= Richard Folville =

14th-century English criminal gang member

Richard Folville (died 1340 or 1341) was a member of the infamous Folville Gang captained by his older brother Eustace.

==Biography==
Richard was the fourth of 7 sons born to Sir John Folville (died 1310) of Ashby Folville, Leicestershire. In 1321, he was created rector to the small country parish of Teigh, about 12km east of Melton Mowbray. A warrant for Folville's arrest was issued in March 1326 for his part in connection with the assassination of Sir Roger Bellere, and he was also involved in much of his siblings' later strifes.

Folville seems to have masterminded the abduction and ransom of the justice Sir Richard Willoughby, later Chief Justice of the King's Bench.
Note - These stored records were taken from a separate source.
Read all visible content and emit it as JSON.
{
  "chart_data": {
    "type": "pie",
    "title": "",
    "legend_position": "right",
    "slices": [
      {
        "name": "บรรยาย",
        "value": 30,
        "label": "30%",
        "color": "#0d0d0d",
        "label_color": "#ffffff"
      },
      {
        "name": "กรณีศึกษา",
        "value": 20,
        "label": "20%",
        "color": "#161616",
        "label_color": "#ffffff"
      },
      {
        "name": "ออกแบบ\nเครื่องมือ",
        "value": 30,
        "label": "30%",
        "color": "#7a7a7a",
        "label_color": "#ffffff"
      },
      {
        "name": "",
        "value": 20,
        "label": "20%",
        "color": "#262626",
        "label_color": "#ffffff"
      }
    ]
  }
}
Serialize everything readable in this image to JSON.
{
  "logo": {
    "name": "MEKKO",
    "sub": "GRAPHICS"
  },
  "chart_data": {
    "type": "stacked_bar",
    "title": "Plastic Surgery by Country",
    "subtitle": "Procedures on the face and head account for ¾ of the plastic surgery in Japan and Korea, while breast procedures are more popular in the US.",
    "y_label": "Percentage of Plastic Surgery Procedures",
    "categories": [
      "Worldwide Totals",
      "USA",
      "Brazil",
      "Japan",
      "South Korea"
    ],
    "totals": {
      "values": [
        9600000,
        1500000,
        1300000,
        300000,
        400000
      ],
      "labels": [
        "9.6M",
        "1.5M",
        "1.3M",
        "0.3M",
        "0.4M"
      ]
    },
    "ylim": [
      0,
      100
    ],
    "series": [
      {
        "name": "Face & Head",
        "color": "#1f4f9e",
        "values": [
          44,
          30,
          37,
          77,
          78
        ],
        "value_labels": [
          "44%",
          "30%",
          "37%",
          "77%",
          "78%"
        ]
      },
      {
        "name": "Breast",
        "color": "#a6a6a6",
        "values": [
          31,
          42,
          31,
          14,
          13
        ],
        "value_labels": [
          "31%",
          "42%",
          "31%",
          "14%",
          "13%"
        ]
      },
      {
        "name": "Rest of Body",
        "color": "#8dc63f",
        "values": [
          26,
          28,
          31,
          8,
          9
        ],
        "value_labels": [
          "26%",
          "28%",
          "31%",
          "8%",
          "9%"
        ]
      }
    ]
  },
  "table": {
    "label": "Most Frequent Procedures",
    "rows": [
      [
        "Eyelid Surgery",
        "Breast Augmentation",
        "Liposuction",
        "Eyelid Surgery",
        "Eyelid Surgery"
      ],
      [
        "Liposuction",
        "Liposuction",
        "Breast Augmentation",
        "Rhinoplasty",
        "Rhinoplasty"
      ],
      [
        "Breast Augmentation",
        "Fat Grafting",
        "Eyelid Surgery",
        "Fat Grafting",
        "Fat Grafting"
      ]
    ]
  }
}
The chronicler Henry Knighton, our principal witness to the activities of the Folvilles, claims that the "savage, audacious" Richard was in charge of the socialem comitivam ('allied company') which attacked Willoughby. The kidnapping occurred in January 1332. Willoughby was seized on the road to Grantham and escorted into nearby woodland. One indictment claims that he was carried from here to numerous dens and hideouts across the county, "from wood to wood". He was eventually made to pay 1300 marks for his release and forced to swear an oath of loyalty to the Folvilles.

==Capture and death==
Richard was the only member of the Folville gang to suffer official retribution. In either 1340 or 1341, he and some of his retinue were cornered in the church of Teigh by Sir Robert de Colville, a keeper of the King's peace. After a prolonged struggle, which resulted in at least one fatality as Richard fired arrows from the church, Sir Robert succeeded in drawing Richard from the building. Once in custody, Folville was summarily beheaded, in his own churchyard. After the event Pope Clement VI instructed Thomas Bek, Bishop of Lincoln, to absolve Robert and his men for killing the priest, on condition that they were whipped at each of main churches in the area, by way of penance. This is clearly reminiscent of Henry II's penance before the cathedral of Avranches, after the death of Thomas Becket.